I'm new to Hadoop and currently I'm learning mapreduce design pattern from Donald Miner & Adam Shook MapReduce Design Pattern book. So in this book there is Cartesian Product Pattern. My question is:
What I see is next function in CartesianRecordReader class read both split without sending the data.
Here is the source code https://github.com/adamjshook/mapreducepatterns/blob/master/MRDP/src/main/java/mrdp/ch5/CartesianProduct.java
That's all, thanks in advance :)
When does record reader send data to mapper?

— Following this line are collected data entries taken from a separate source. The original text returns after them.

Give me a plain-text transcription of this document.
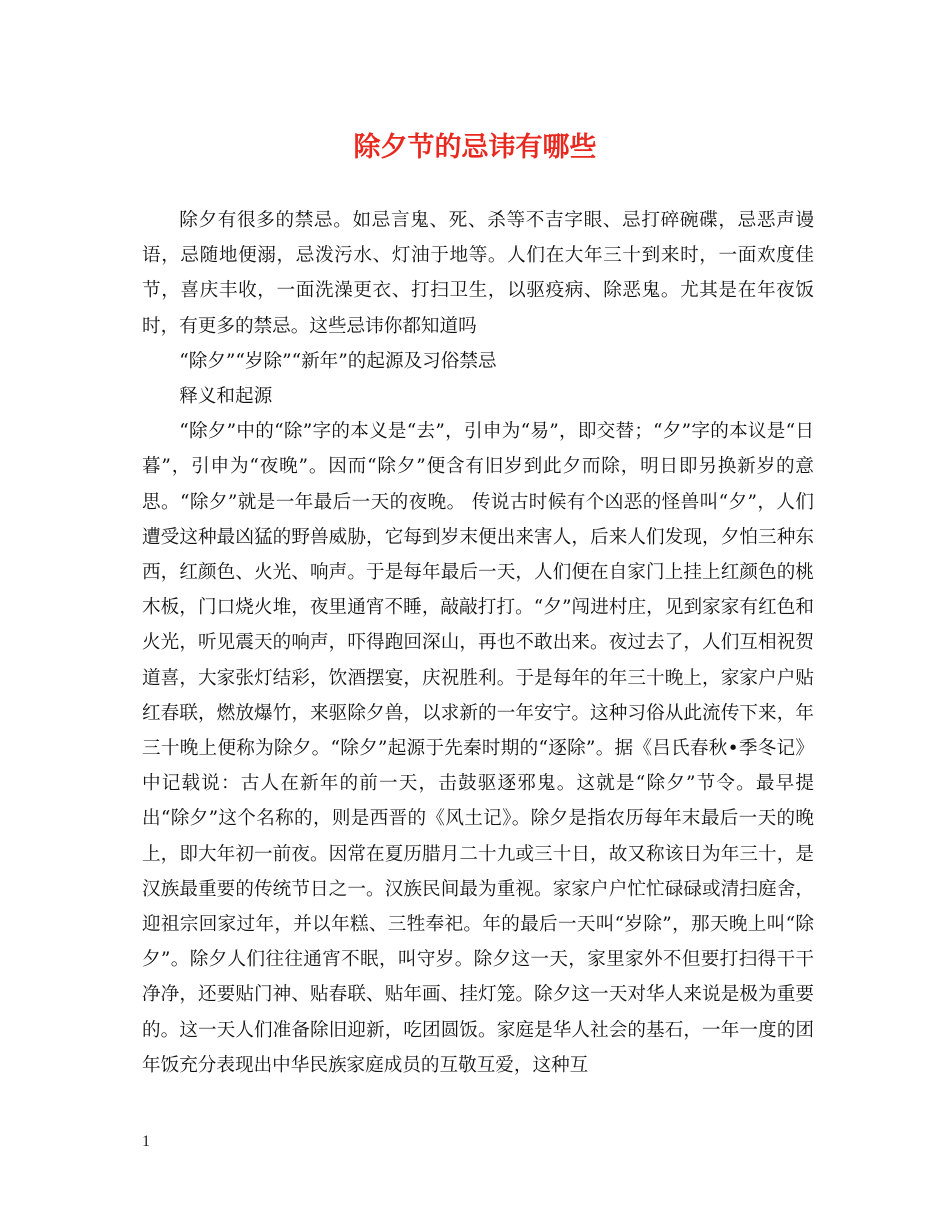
除夕节的忌讳有哪些

除夕有很多的禁忌。如忌言鬼、死、杀等不吉字眼、忌打碎碗碟，忌恶声谩语，忌随地便溺，忌泼污水、灯油于地等。人们在大年三十到来时，一面欢度佳节，喜庆丰收，一面洗澡更衣、打扫卫生，以驱疫病、除恶鬼。尤其是在年夜饭时，有更多的禁忌。这些忌讳你都知道吗

“除夕”“岁除”“新年”的起源及习俗禁忌

释义和起源

“除夕”中的“除”字的本义是“去”，引申为“易”，即交替；“夕”字的本议是“日暮”，引申为“夜晚”。因而“除夕”便含有旧岁到此夕而除，明日即另换新岁的意思。“除夕”就是一年最后一天的夜晚。 传说古时候有个凶恶的怪兽叫“夕”，人们遭受这种最凶猛的野兽威胁，它每到岁末便出来害人，后来人们发现，夕怕三种东西，红颜色、火光、响声。于是每年最后一天，人们便在自家门上挂上红颜色的桃木板，门口烧火堆，夜里通宵不睡，敲敲打打。“夕”闯进村庄，见到家家有红色和火光，听见震天的响声，吓得跑回深山，再也不敢出来。夜过去了，人们互相祝贺道喜，大家张灯结彩，饮酒摆宴，庆祝胜利。于是每年的年三十晚上，家家户户贴红春联，燃放爆竹，来驱除夕兽，以求新的一年安宁。这种习俗从此流传下来，年三十晚上便称为除夕。“除夕”起源于先秦时期的“逐除”。据《吕氏春秋•季冬记》中记载说：古人在新年的前一天，击鼓驱逐邪鬼。这就是“除夕”节令。最早提出“除夕”这个名称的，则是西晋的《风土记》。除夕是指农历每年末最后一天的晚上，即大年初一前夜。因常在夏历腊月二十九或三十日，故又称该日为年三十，是汉族最重要的传统节日之一。汉族民间最为重视。家家户户忙忙碌碌或清扫庭舍，迎祖宗回家过年，并以年糕、三牲奉祀。年的最后一天叫“岁除”，那天晚上叫“除夕”。除夕人们往往通宵不眠，叫守岁。除夕这一天，家里家外不但要打扫得干干净净，还要贴门神、贴春联、贴年画、挂灯笼。除夕这一天对华人来说是极为重要的。这一天人们准备除旧迎新，吃团圆饭。家庭是华人社会的基石，一年一度的团年饭充分表现出中华民族家庭成员的互敬互爱，这种互

1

Let me answer by giving you an idea how how the mapper and the RecordReader are related. This is the Hadoop code that sends data to the mapper. 1
RecordReader<K1, V1> input;
K1 key = input.createKey();
V1 value = input.createValue();
while (input.next(key, value)) {
// map pair to output
mapper.map(key, value, output, reporter);
if(incrProcCount) {
reporter.incrCounter(SkipBadRecords.COUNTER_GROUP,
SkipBadRecords.COUNTER_MAP_PROCESSED_RECORDS, 1);
}
}
Basically, the Hadoop will call next
until it returns false
, and at every call key
and value
will obtain new values. Key
being normally the bytes read so far and value
the next line in the file.
Where is the code that send the data to mapper?
That code is at the source code of hadoop (Probably at the MapContextImpl class) but it resembles what I have wrote in the code snippet.
EDIT : The source code is at MapRunner.